Understanding Regional Sea Level Rise Acceleration Along the North American Eastern Seaboard

The East Coast of North America has experienced rates of sea level rise (SLR) five times larger than the global average. This steep increase in SLR contributed to a higher frequency of coastal flooding events along the southeastern seaboard and the worst nuisance flooding event in Miami, FL during the last 20 years. Using tide gauge data from several stations, empirical mode decomposition (EMD) was used to understand sea level variability along the East Coast of the U.S., and its connectivity to atmospheric and oceanic circulation and thermosteric effects. This is a unique approach in identifying the “in phase” sea level variability and how it relates to the atmosphere and the ocean on varying timescales. The EMD modes were also used to understand the “out of phase” components of sea level variability such as the “hot spot” of SLR between Cape Hatteras, NC and Key West, FL where sea levels increased at rates of 25.5mm/year compared to a global average of 4.5 mm/year.

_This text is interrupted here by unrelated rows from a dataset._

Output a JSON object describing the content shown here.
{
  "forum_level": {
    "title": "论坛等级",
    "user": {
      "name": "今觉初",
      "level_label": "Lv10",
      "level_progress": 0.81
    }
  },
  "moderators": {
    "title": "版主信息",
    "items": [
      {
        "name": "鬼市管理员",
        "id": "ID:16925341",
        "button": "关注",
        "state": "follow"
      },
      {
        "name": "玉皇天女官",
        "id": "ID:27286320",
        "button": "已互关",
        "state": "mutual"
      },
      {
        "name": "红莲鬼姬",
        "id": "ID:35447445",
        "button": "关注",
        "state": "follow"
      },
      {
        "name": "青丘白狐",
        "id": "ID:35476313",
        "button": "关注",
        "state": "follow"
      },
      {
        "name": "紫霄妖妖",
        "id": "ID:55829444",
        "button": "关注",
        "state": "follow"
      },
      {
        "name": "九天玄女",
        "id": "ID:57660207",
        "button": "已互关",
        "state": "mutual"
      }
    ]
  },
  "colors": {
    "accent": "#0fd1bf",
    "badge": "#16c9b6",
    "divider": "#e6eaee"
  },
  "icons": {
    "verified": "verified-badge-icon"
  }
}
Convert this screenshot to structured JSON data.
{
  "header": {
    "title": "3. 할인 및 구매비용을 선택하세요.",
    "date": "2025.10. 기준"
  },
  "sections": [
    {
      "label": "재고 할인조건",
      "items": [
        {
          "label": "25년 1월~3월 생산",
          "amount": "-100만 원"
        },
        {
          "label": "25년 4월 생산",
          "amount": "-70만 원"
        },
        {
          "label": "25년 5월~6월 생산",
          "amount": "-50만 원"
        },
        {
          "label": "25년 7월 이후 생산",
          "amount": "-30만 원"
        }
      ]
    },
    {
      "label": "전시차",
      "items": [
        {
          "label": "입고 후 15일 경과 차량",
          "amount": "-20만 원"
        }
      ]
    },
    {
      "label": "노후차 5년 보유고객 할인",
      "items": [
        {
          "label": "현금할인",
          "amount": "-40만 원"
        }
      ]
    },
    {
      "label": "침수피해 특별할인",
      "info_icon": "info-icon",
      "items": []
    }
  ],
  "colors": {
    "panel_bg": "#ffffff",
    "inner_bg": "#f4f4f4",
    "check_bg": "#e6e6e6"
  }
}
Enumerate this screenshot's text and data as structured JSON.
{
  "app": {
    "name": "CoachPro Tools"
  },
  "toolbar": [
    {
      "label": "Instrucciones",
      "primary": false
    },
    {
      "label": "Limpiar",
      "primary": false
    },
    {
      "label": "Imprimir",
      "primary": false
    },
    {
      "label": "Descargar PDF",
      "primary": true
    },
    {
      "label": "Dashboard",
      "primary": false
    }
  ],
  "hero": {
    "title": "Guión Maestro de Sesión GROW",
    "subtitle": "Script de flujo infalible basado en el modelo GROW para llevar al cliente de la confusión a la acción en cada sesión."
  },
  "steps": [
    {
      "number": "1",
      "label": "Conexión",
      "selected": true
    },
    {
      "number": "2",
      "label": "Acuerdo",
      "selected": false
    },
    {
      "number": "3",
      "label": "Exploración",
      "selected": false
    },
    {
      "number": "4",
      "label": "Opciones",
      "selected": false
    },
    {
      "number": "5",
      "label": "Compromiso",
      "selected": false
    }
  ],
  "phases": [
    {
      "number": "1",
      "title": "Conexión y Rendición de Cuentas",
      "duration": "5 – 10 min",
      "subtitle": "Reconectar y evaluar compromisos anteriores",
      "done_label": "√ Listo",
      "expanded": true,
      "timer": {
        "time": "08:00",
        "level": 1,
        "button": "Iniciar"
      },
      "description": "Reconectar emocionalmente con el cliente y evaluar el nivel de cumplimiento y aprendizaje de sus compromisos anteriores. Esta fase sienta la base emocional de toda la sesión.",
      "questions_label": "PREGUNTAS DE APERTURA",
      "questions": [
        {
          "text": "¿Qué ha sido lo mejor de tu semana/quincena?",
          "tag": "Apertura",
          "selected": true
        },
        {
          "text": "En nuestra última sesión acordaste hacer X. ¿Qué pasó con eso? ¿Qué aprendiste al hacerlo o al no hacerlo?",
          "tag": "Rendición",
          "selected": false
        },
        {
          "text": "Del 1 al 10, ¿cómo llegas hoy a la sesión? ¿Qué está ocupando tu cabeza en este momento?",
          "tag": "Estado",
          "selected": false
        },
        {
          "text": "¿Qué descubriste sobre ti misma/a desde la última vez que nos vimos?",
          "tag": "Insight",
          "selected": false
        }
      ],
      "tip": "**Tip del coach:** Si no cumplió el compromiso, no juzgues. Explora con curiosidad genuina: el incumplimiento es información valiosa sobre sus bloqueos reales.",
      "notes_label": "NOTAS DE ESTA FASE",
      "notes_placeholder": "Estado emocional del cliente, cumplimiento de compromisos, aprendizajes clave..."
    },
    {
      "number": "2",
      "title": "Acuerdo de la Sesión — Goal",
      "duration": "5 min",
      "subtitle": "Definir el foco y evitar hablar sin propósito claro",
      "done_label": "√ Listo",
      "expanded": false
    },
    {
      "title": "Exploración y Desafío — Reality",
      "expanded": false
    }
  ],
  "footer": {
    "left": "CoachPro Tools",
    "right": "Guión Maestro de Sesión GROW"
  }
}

Similar techniques were then applied to climate model simulations using sea surface height at coastal locations as proxies for the tide gauge data. The EMD approach was applied at both ocean eddy parameterized and ocean eddy resolving scales. The goal was to determine if the natural variability in the models have similar characteristics to the observational estimates. And, to assess whether the modes associated with the trend in observations have appropriate analogues to the model simulations. By comparing pre-industrial simulations with historical simulations, we will be assessing whether a changing climate affects the natural variability.